家に着いたのは夜の8時くらいになっていたので、母に酷く叱られた。
でも、そんな母の言葉も耳に入らないくらいに精神的に疲れていた。
ベッドに横たわりながら、沢の話を思い出していた。
「…爆破…か」
沢の計画はこうだった。
『単純明白、施設の破壊さ。だからこそ俺は幹部になった、施設について詳しく知るためにね。この計画、不可能な話じゃないんだよ。あいつら、あの組織の中に不穏因子が紛れているなんて考えたこともないんだ。そこに浸け込む隙ができる。それに加えて幹部の俺がいるんだ。疑われる可能性はゼロに近い。
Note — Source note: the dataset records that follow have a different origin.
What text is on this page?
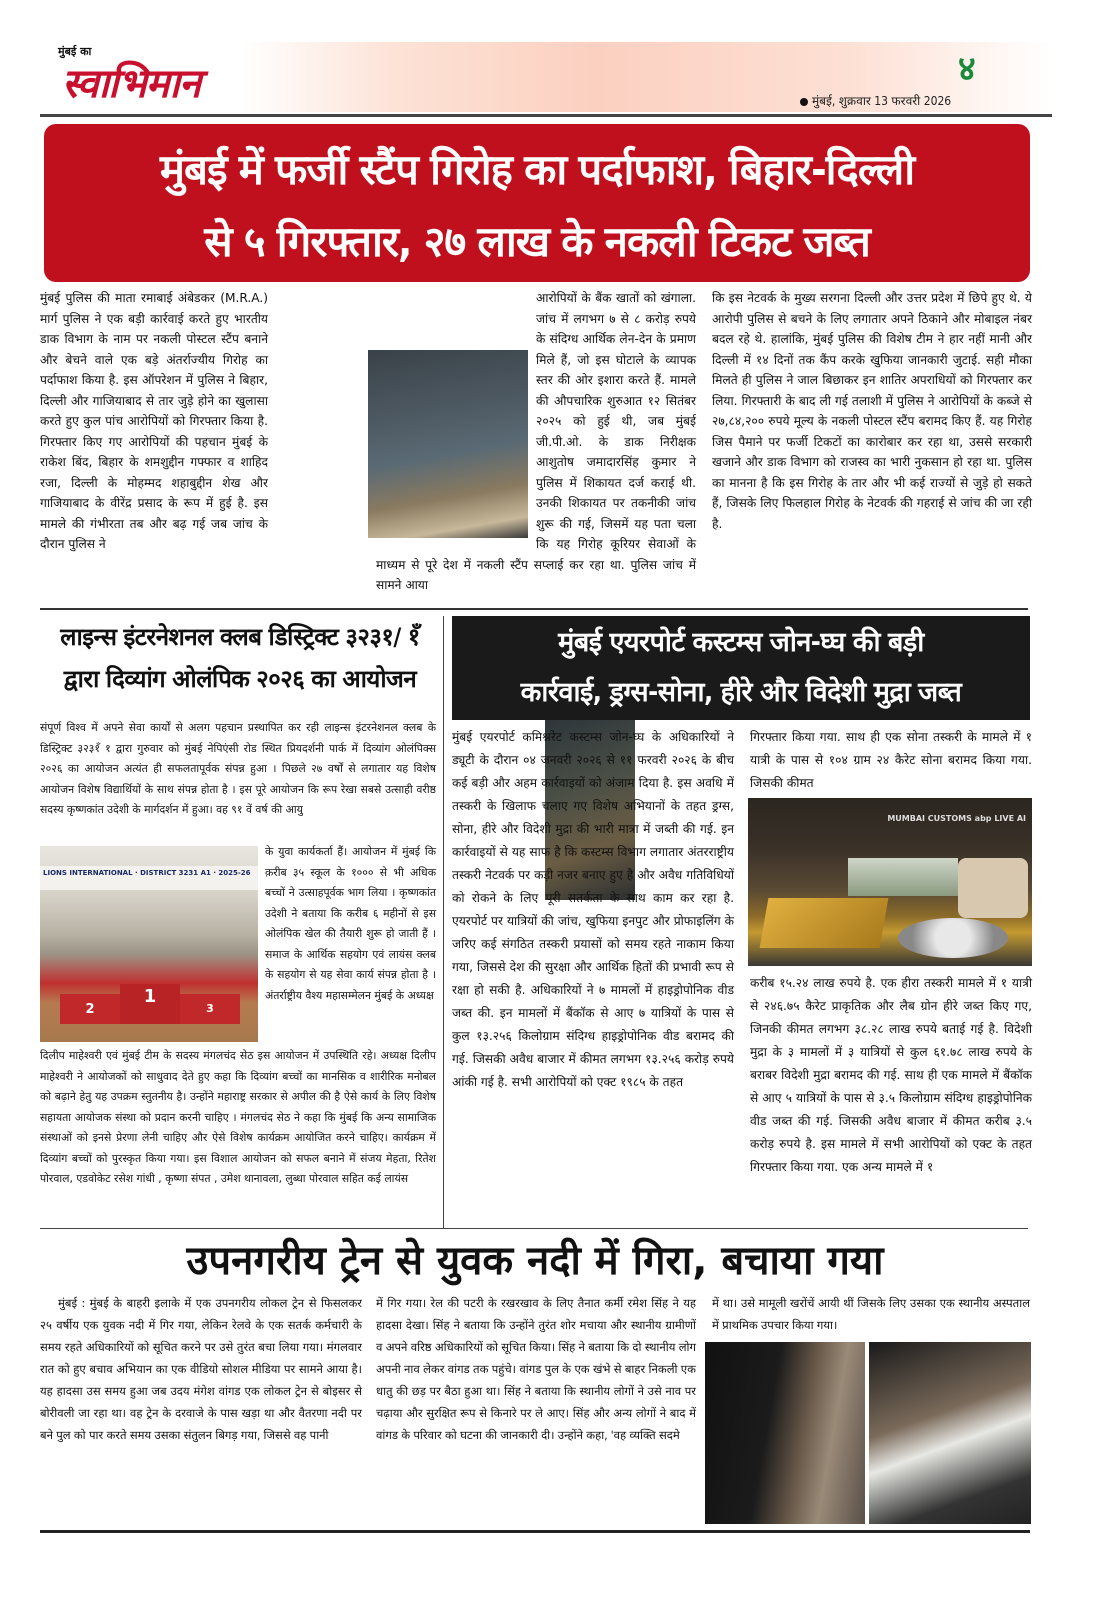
मुंबई का
स्वाभिमान	४
मुंबई, शुक्रवार 13 फरवरी 2026
मुंबई में फर्जी स्टैंप गिरोह का पर्दाफाश, बिहार-दिल्ली
से ५ गिरफ्तार, २७ लाख के नकली टिकट जब्त
मुंबई पुलिस की माता रमाबाई अंबेडकर (M.R.A.) मार्ग पुलिस ने एक बड़ी कार्रवाई करते हुए भारतीय डाक विभाग के नाम पर नकली पोस्टल स्टैंप बनाने और बेचने वाले एक बड़े अंतर्राज्यीय गिरोह का पर्दाफाश किया है. इस ऑपरेशन में पुलिस ने बिहार, दिल्ली और गाजियाबाद से तार जुड़े होने का खुलासा करते हुए कुल पांच आरोपियों को गिरफ्तार किया है. गिरफ्तार किए गए आरोपियों की पहचान मुंबई के राकेश बिंद, बिहार के शमशुद्दीन गफ्फार व शाहिद रजा, दिल्ली के मोहम्मद शहाबुद्दीन शेख और गाजियाबाद के वीरेंद्र प्रसाद के रूप में हुई है. इस मामले की गंभीरता तब और बढ़ गई जब जांच के दौरान पुलिस ने
आरोपियों के बैंक खातों को खंगाला. जांच में लगभग ७ से ८ करोड़ रुपये के संदिग्ध आर्थिक लेन-देन के प्रमाण मिले हैं, जो इस घोटाले के व्यापक स्तर की ओर इशारा करते हैं. मामले की औपचारिक शुरुआत १२ सितंबर २०२५ को हुई थी, जब मुंबई जी.पी.ओ. के डाक निरीक्षक आशुतोष जमादारसिंह कुमार ने पुलिस में शिकायत दर्ज कराई थी. उनकी शिकायत पर तकनीकी जांच शुरू की गई, जिसमें यह पता चला कि यह गिरोह कूरियर सेवाओं के माध्यम से पूरे देश में नकली स्टैंप सप्लाई कर रहा था. पुलिस जांच में सामने आया
कि इस नेटवर्क के मुख्य सरगना दिल्ली और उत्तर प्रदेश में छिपे हुए थे. ये आरोपी पुलिस से बचने के लिए लगातार अपने ठिकाने और मोबाइल नंबर बदल रहे थे. हालांकि, मुंबई पुलिस की विशेष टीम ने हार नहीं मानी और दिल्ली में १४ दिनों तक कैंप करके खुफिया जानकारी जुटाई. सही मौका मिलते ही पुलिस ने जाल बिछाकर इन शातिर अपराधियों को गिरफ्तार कर लिया. गिरफ्तारी के बाद ली गई तलाशी में पुलिस ने आरोपियों के कब्जे से २७,८४,२०० रुपये मूल्य के नकली पोस्टल स्टैंप बरामद किए हैं. यह गिरोह जिस पैमाने पर फर्जी टिकटों का कारोबार कर रहा था, उससे सरकारी खजाने और डाक विभाग को राजस्व का भारी नुकसान हो रहा था. पुलिस का मानना है कि इस गिरोह के तार और भी कई राज्यों से जुड़े हो सकते हैं, जिसके लिए फिलहाल गिरोह के नेटवर्क की गहराई से जांच की जा रही है.
लाइन्स इंटरनेशनल क्लब डिस्ट्रिक्ट ३२३१/ १ँ
द्वारा दिव्यांग ओलंपिक २०२६ का आयोजन
संपूर्ण विश्व में अपने सेवा कार्यों से अलग पहचान प्रस्थापित कर रही लाइन्स इंटरनेशनल क्लब के डिस्ट्रिक्ट ३२३१ँ १ द्वारा गुरुवार को मुंबई नेपिएंसी रोड स्थित प्रियदर्शनी पार्क में दिव्यांग ओलंपिक्स २०२६ का आयोजन अत्यंत ही सफलतापूर्वक संपन्न हुआ । पिछले २७ वर्षों से लगातार यह विशेष आयोजन विशेष विद्यार्थियों के साथ संपन्न होता है । इस पूरे आयोजन कि रूप रेखा सबसे उत्साही वरीष्ठ सदस्य कृष्णकांत उदेशी के मार्गदर्शन में हुआ। वह ९१ वें वर्ष की आयु
LIONS INTERNATIONAL · DISTRICT 3231 A1 · 2025-26
2
1
3
के युवा कार्यकर्ता हैं। आयोजन में मुंबई कि क़रीब ३५ स्कूल के १००० से भी अधिक बच्चों ने उत्साहपूर्वक भाग लिया । कृष्णकांत उदेशी ने बताया कि करीब ६ महीनों से इस ओलंपिक खेल की तैयारी शुरू हो जाती हैं । समाज के आर्थिक सहयोग एवं लायंस क्लब के सहयोग से यह सेवा कार्य संपन्न होता है । अंतर्राष्ट्रीय वैश्य महासम्मेलन मुंबई के अध्यक्ष
दिलीप माहेश्वरी एवं मुंबई टीम के सदस्य मंगलचंद सेठ इस आयोजन में उपस्थिति रहे। अध्यक्ष दिलीप माहेश्वरी ने आयोजकों को साधुवाद देते हुए कहा कि दिव्यांग बच्चों का मानसिक व शारीरिक मनोबल को बढ़ाने हेतु यह उपक्रम स्तुतनीय है। उन्होंने महाराष्ट्र सरकार से अपील की है ऐसे कार्य के लिए विशेष सहायता आयोजक संस्था को प्रदान करनी चाहिए । मंगलचंद सेठ ने कहा कि मुंबई कि अन्य सामाजिक संस्थाओं को इनसे प्रेरणा लेनी चाहिए और ऐसे विशेष कार्यक्रम आयोजित करने चाहिए। कार्यक्रम में दिव्यांग बच्चों को पुरस्कृत किया गया। इस विशाल आयोजन को सफल बनाने में संजय मेहता, रितेश पोरवाल, एडवोकेट रसेश गांधी , कृष्णा संपत , उमेश थानावला, लुब्धा पोरवाल सहित कई लायंस
मुंबई एयरपोर्ट कस्टम्स जोन-घ्घ की बड़ी
कार्रवाई, ड्रग्स-सोना, हीरे और विदेशी मुद्रा जब्त
मुंबई एयरपोर्ट कमिश्नरेट कस्टम्स जोन-घ्घ के अधिकारियों ने ड्यूटी के दौरान ०४ जनवरी २०२६ से ११ फरवरी २०२६ के बीच कई बड़ी और अहम कार्रवाइयों को अंजाम दिया है. इस अवधि में तस्करी के खिलाफ चलाए गए विशेष अभियानों के तहत ड्रग्स, सोना, हीरे और विदेशी मुद्रा की भारी मात्रा में जब्ती की गई. इन कार्रवाइयों से यह साफ है कि कस्टम्स विभाग लगातार अंतरराष्ट्रीय तस्करी नेटवर्क पर कड़ी नजर बनाए हुए है और अवैध गतिविधियों को रोकने के लिए पूरी सतर्कता के साथ काम कर रहा है. एयरपोर्ट पर यात्रियों की जांच, खुफिया इनपुट और प्रोफाइलिंग के जरिए कई संगठित तस्करी प्रयासों को समय रहते नाकाम किया गया, जिससे देश की सुरक्षा और आर्थिक हितों की प्रभावी रूप से रक्षा हो सकी है. अधिकारियों ने ७ मामलों में हाइड्रोपोनिक वीड जब्त की. इन मामलों में बैंकॉक से आए ७ यात्रियों के पास से कुल १३.२५६ किलोग्राम संदिग्ध हाइड्रोपोनिक वीड बरामद की गई. जिसकी अवैध बाजार में कीमत लगभग १३.२५६ करोड़ रुपये आंकी गई है. सभी आरोपियों को एक्ट १९८५ के तहत
गिरफ्तार किया गया. साथ ही एक सोना तस्करी के मामले में १ यात्री के पास से १०४ ग्राम २४ कैरेट सोना बरामद किया गया. जिसकी कीमत
MUMBAI CUSTOMS abp LIVE AI
करीब १५.२४ लाख रुपये है. एक हीरा तस्करी मामले में १ यात्री से २४६.७५ कैरेट प्राकृतिक और लैब ग्रोन हीरे जब्त किए गए, जिनकी कीमत लगभग ३८.२८ लाख रुपये बताई गई है. विदेशी मुद्रा के ३ मामलों में ३ यात्रियों से कुल ६१.७८ लाख रुपये के बराबर विदेशी मुद्रा बरामद की गई. साथ ही एक मामले में बैंकॉक से आए ५ यात्रियों के पास से ३.५ किलोग्राम संदिग्ध हाइड्रोपोनिक वीड जब्त की गई. जिसकी अवैध बाजार में कीमत करीब ३.५ करोड़ रुपये है. इस मामले में सभी आरोपियों को एक्ट के तहत गिरफ्तार किया गया. एक अन्य मामले में १
उपनगरीय ट्रेन से युवक नदी में गिरा, बचाया गया
मुंबई : मुंबई के बाहरी इलाके में एक उपनगरीय लोकल ट्रेन से फिसलकर २५ वर्षीय एक युवक नदी में गिर गया, लेकिन रेलवे के एक सतर्क कर्मचारी के समय रहते अधिकारियों को सूचित करने पर उसे तुरंत बचा लिया गया। मंगलवार रात को हुए बचाव अभियान का एक वीडियो सोशल मीडिया पर सामने आया है। यह हादसा उस समय हुआ जब उदय मंगेश वांगड एक लोकल ट्रेन से बोइसर से बोरीवली जा रहा था। वह ट्रेन के दरवाजे के पास खड़ा था और वैतरणा नदी पर बने पुल को पार करते समय उसका संतुलन बिगड़ गया, जिससे वह पानी
में गिर गया। रेल की पटरी के रखरखाव के लिए तैनात कर्मी रमेश सिंह ने यह हादसा देखा। सिंह ने बताया कि उन्होंने तुरंत शोर मचाया और स्थानीय ग्रामीणों व अपने वरिष्ठ अधिकारियों को सूचित किया। सिंह ने बताया कि दो स्थानीय लोग अपनी नाव लेकर वांगड तक पहुंचे। वांगड पुल के एक खंभे से बाहर निकली एक धातु की छड़ पर बैठा हुआ था। सिंह ने बताया कि स्थानीय लोगों ने उसे नाव पर चढ़ाया और सुरक्षित रूप से किनारे पर ले आए। सिंह और अन्य लोगों ने बाद में वांगड के परिवार को घटना की जानकारी दी। उन्होंने कहा, 'वह व्यक्ति सदमे
में था। उसे मामूली खरोंचें आयी थीं जिसके लिए उसका एक स्थानीय अस्पताल में प्राथमिक उपचार किया गया।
』
『でも、僕は何をすれば良いのさ。』
『君達はクローンたちの安全確保が最優先。でも、君達が不審な動きをすれば、施設の人間は動き出すだろう。そうなったらあとは時間との勝負だ。誰よりも早く外へ行かなきゃいけない。そのための抜け道は…前回教えたはずだよ』
『あの、外通路…?』
『あそこには監視カメラもなし、鍵さえついてない』
『じゃあ、破壊って、どうするの?』
「爆破。それが一番インパクトあるし」
『…ば、ばくは…』
『だから、クローンの安全確保っていったでしょ?』
『もしそれが成功したとしても、なんの解決にもならないよ!僕たち、ただの犯罪者だ!』
『そんなこと分かってる。意味ないことくらいね。だから……君達もまだ知らない、あの施設の腐りきった計画をこの世界に見せつけてやるのさ。そしたら、立場は一気に逆転、あいつらが犯罪者さ。でも、それは俺のお仕事』
『大丈夫、成功する。させてみせるよ』
まるで自分に言い聞かせているように感じた。
(この人は誰よりも恐れているのか、この計画の失敗を…)
『…大丈夫、だ』
まさかこんなことになるとは、どうかしてる。
施設の破壊?そんなの無理に決まっているじゃない。こっちはたったの3人。
それに対して、あっちに何人の人がいると思ってる?冗談じゃない。
そう考えてるはずなのに、どうして、その計画に乗っかったんだろう。
理由は簡単。海にあいたい。助けてやりたい。それだけなのに…
『施設の破壊さ』
『…覚えておいて、クローンは貴方自身。そしてそれが同時になにを意味するのかを』
『彼は研究所の中では有名なんだよ』
考えることが多くて、頭が痛い。
夕食もあまり入らなかったし、母は病院に行くように言ったけれど、今は医療施設には行く気にはなれかった。
実行は、今度の土曜日。あと2日。